I bowed my head and let my shoulders slump forward. I really hated the stockyards.
At least I was a decent rider and wouldn’t embarrass myself riding into town with Warren Cahill and George Larson, the other two co-owners of the ranch. George was about twenty years older than Papa, while Warren was relatively close to Papa’s age. They were partners for as long as I could remember. If there was ever a disagreement, Papa got the deciding vote, as he had the largest stake in the ranch. He stayed out of the horse business. That was Uncle Adam’s alone.
I sighed and returned to sorting through the mail and paying the bills. It was more interesting than dwelling on the trip to the stockyards.

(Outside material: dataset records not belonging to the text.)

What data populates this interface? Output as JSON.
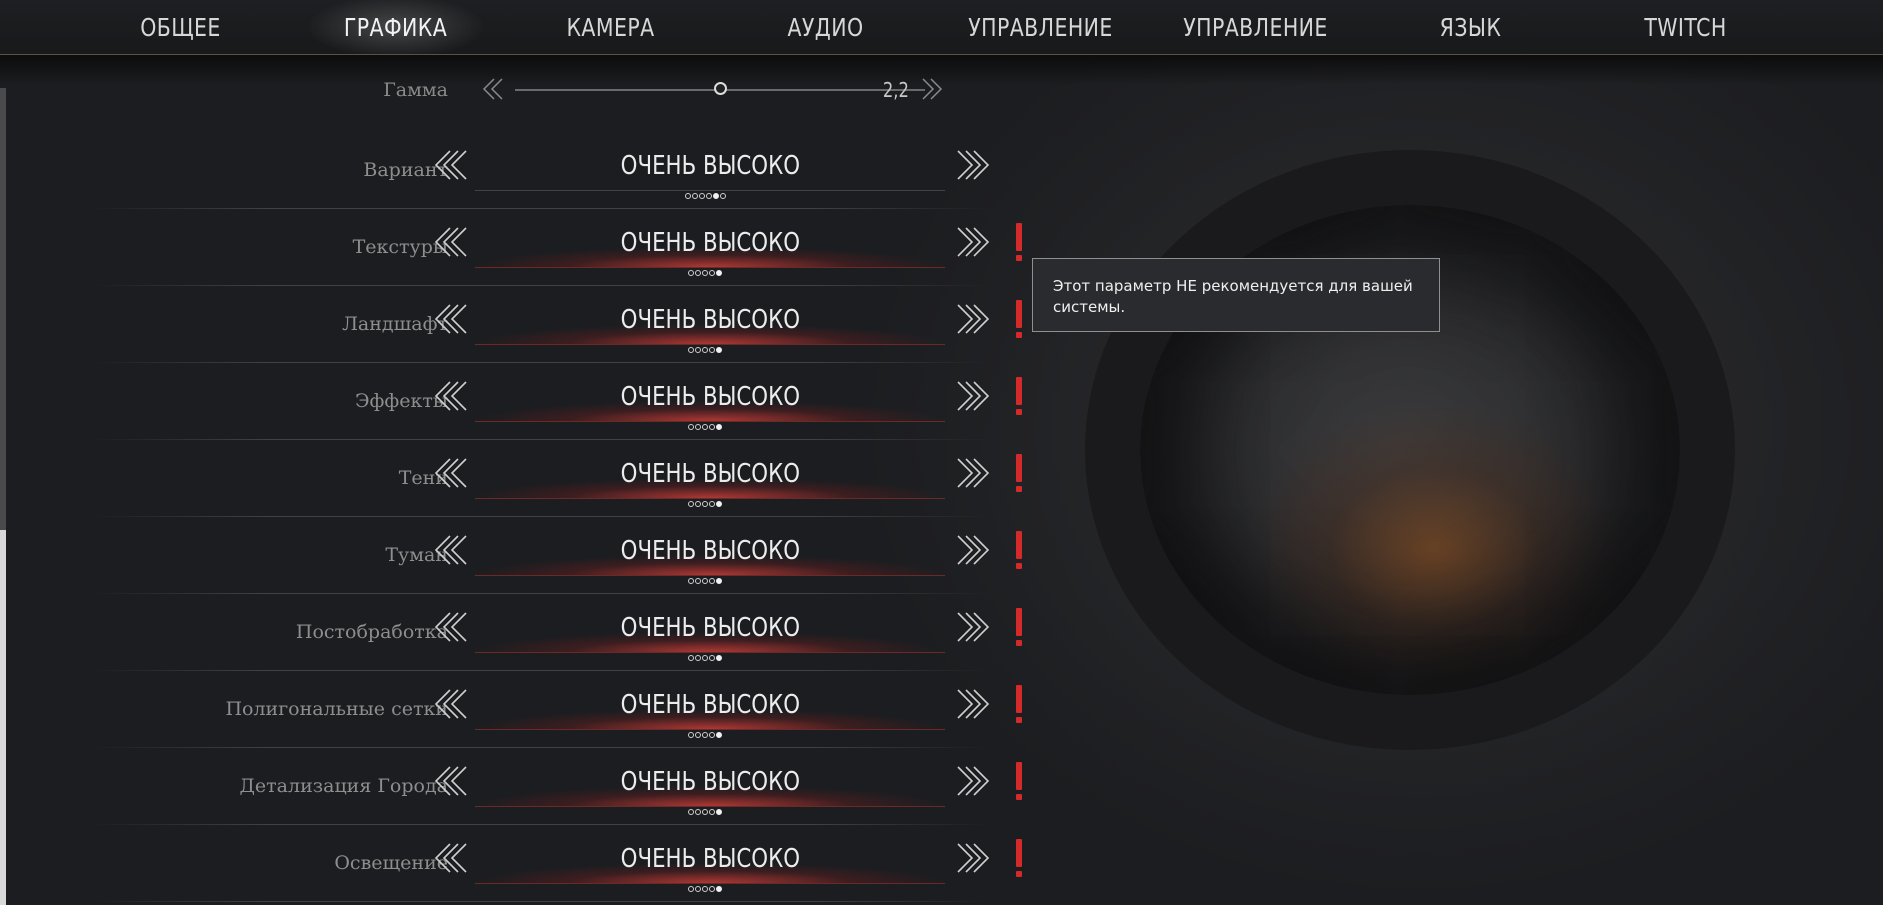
{
  "tabs": [
    {
      "label": "ОБЩЕЕ",
      "active": false
    },
    {
      "label": "ГРАФИКА",
      "active": true
    },
    {
      "label": "КАМЕРА",
      "active": false
    },
    {
      "label": "АУДИО",
      "active": false
    },
    {
      "label": "УПРАВЛЕНИЕ",
      "active": false
    },
    {
      "label": "УПРАВЛЕНИЕ",
      "active": false
    },
    {
      "label": "ЯЗЫК",
      "active": false
    },
    {
      "label": "TWITCH",
      "active": false
    }
  ],
  "gamma": {
    "label": "Гамма",
    "value": "2,2",
    "level": 0.5
  },
  "settings": [
    {
      "label": "Вариант",
      "value": "ОЧЕНЬ ВЫСОКО",
      "warning": false,
      "dots": 6,
      "selected": 5
    },
    {
      "label": "Текстуры",
      "value": "ОЧЕНЬ ВЫСОКО",
      "warning": true,
      "dots": 5,
      "selected": 5
    },
    {
      "label": "Ландшафт",
      "value": "ОЧЕНЬ ВЫСОКО",
      "warning": true,
      "dots": 5,
      "selected": 5
    },
    {
      "label": "Эффекты",
      "value": "ОЧЕНЬ ВЫСОКО",
      "warning": true,
      "dots": 5,
      "selected": 5
    },
    {
      "label": "Тени",
      "value": "ОЧЕНЬ ВЫСОКО",
      "warning": true,
      "dots": 5,
      "selected": 5
    },
    {
      "label": "Туман",
      "value": "ОЧЕНЬ ВЫСОКО",
      "warning": true,
      "dots": 5,
      "selected": 5
    },
    {
      "label": "Постобработка",
      "value": "ОЧЕНЬ ВЫСОКО",
      "warning": true,
      "dots": 5,
      "selected": 5
    },
    {
      "label": "Полигональные сетки",
      "value": "ОЧЕНЬ ВЫСОКО",
      "warning": true,
      "dots": 5,
      "selected": 5
    },
    {
      "label": "Детализация Города",
      "value": "ОЧЕНЬ ВЫСОКО",
      "warning": true,
      "dots": 5,
      "selected": 5
    },
    {
      "label": "Освещение",
      "value": "ОЧЕНЬ ВЫСОКО",
      "warning": true,
      "dots": 5,
      "selected": 5
    }
  ],
  "tooltip": {
    "text": "Этот параметр НЕ рекомендуется для вашей системы."
  },
  "icons": {
    "arrow_left": "chevron-triple-left-icon",
    "arrow_right": "chevron-triple-right-icon",
    "warning": "exclamation-icon"
  },
  "colors": {
    "warning": "#d42a2a",
    "highlight": "#c83c37",
    "tooltip_border": "#8f8f8f"
  }
}
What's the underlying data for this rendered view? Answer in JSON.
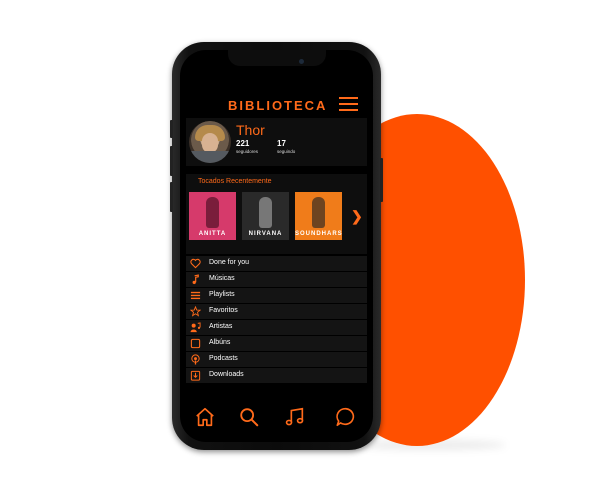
{
  "colors": {
    "accent": "#ff6a1a",
    "blob": "#ff5000",
    "screen_bg": "#000000",
    "panel_bg": "#141414"
  },
  "header": {
    "title": "BIBLIOTECA",
    "menu_icon": "hamburger-icon"
  },
  "profile": {
    "name": "Thor",
    "followers_count": "221",
    "followers_label": "seguidores",
    "following_count": "17",
    "following_label": "seguindo"
  },
  "recent": {
    "title": "Tocados Recentemente",
    "items": [
      {
        "label": "ANITTA",
        "color": "#d63a6b"
      },
      {
        "label": "NIRVANA",
        "color": "#2a2a2a"
      },
      {
        "label": "SOUNDHARS",
        "color": "#f07c1a"
      }
    ],
    "next_icon": "chevron-right-icon"
  },
  "menu": {
    "items": [
      {
        "label": "Done for you",
        "icon": "heart-icon"
      },
      {
        "label": "Músicas",
        "icon": "music-note-icon"
      },
      {
        "label": "Playlists",
        "icon": "playlist-icon"
      },
      {
        "label": "Favoritos",
        "icon": "star-icon"
      },
      {
        "label": "Artistas",
        "icon": "artist-icon"
      },
      {
        "label": "Albúns",
        "icon": "album-icon"
      },
      {
        "label": "Podcasts",
        "icon": "podcast-icon"
      },
      {
        "label": "Downloads",
        "icon": "download-icon"
      }
    ]
  },
  "bottom_nav": {
    "items": [
      {
        "icon": "home-icon"
      },
      {
        "icon": "search-icon"
      },
      {
        "icon": "music-icon"
      },
      {
        "icon": "chat-icon"
      }
    ]
  }
}
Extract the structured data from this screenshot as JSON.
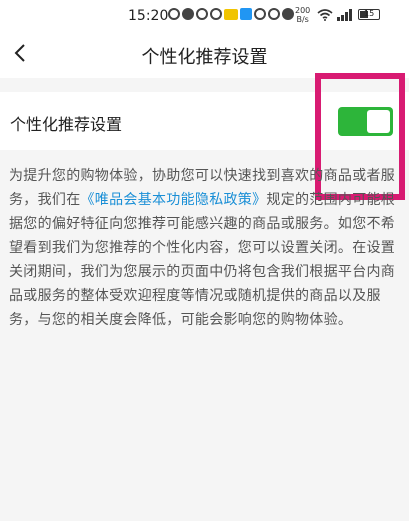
{
  "status_bar": {
    "time": "15:20",
    "net_speed_value": "200",
    "net_speed_unit": "B/s",
    "battery_level": "15"
  },
  "nav": {
    "back_icon": "chevron-left-icon",
    "title": "个性化推荐设置"
  },
  "setting": {
    "label": "个性化推荐设置",
    "toggle_on": true,
    "toggle_color": "#2db53a"
  },
  "highlight_color": "#d81b72",
  "description": {
    "part1": "为提升您的购物体验，协助您可以快速找到喜欢的商品或者服务，我们在",
    "link_text": "《唯品会基本功能隐私政策》",
    "part2": "规定的范围内可能根据您的偏好特征向您推荐可能感兴趣的商品或服务。如您不希望看到我们为您推荐的个性化内容，您可以设置关闭。在设置关闭期间，我们为您展示的页面中仍将包含我们根据平台内商品或服务的整体受欢迎程度等情况或随机提供的商品以及服务，与您的相关度会降低，可能会影响您的购物体验。",
    "link_color": "#1a8fd6"
  }
}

The next morning, I donned my only pair of denim pants and a cotton button-down shirt. Most of my clothes were nice suits, which I preferred over the getup I had to wear to the stockyards.
Papa did not join us for breakfast that morning. He wasn’t feeling too well from his encounter with that bull. I ate quickly and headed out to the barn to saddle my horse.
When I arrived at the barn, Aunt Julia finished saddling up her horse. She tied her long brown curly hair back with a ribbon. She wore her cowgirl hat and split skirt. I figured she was gonna help us bring back whatever cattle we purchased.
After I saddled my pinto gelding, Bailey, I joined Aunt Julia, Warren, and Georgie.
“Where’s George?” I asked.
“He’s sick, so he asked me to take care of things,” Georgie said. Georgie was George’s oldest son and my aunt Julia’s brother-in-law. Looked like we had plenty of representation from the Larson clan.
Two of the cowboys joined us. I was grateful for it. Hopefully, I wouldn’t have to do much of anything besides pay for the stock.
An hour later, the six of us arrived at the stockyards north of Prescott. I excused myself to mail the letter to E. M. Thatcher before I returned to the stockyards. When I got back, Warren examined several heifers and bulls. Their plan was to buy a new bull to replace the ornery sucker that gouged Papa’s leg yesterday.
“You look like a real cattleman,” Aunt Julia teased me as she propped a leg on the rail of the corral and pulled my cowboy hat a little lower on my head.
I pushed my hat back up to where I liked it. “I grew up on a ranch.”
“Yeah, most days it doesn’t seem like it. You think you could run the place if anything were to happen to Will?”
My stomach tightened, and my throat constricted. “Nothing is gonna happen to Papa.”
“Not now. But someday he’s gonna want to stop working so hard.”
Warren and Georgie waved me over. Aunt Julia followed beside me.
“I think this bull is the best choice,” Warren said.
Aunt Julia entered the pen to look the creature over. I stayed outside of it. She always had been fearless.
“I think he’s sound,” she said when she stepped out of the pen.
When they asked my opinion, my tongue tied up in knots. I think I managed an intelligent answer, since none of them looked at me like I was crazy. The three of them selected five heifers in all.
I paid the stockyard owner and joined them on my horse. Then we drove the cattle the back way to the ranch. When I say we, I really mean everyone but me. I kept Bailey near enough to the back of the cattle but contributed little in the way of help.
I never did like the back way to the ranch. Something about coming to the ranch from the northwest never felt right. It was more than that. I got downright anxious, sweaty palms, sweaty neck, shallow breaths. It just unsettled me in a way that made no rational sense.
When we drove the cattle down into the valley, I parted ways with everyone else. Julia, Warren, and Georgie drove the bull into the pen by the barn while the cowboys took the heifers out with the rest of the herd. I took Bailey into the barn and brushed him down, glad to be home.
As soon as I was done, I changed back into my normal clothes and set about my normal job.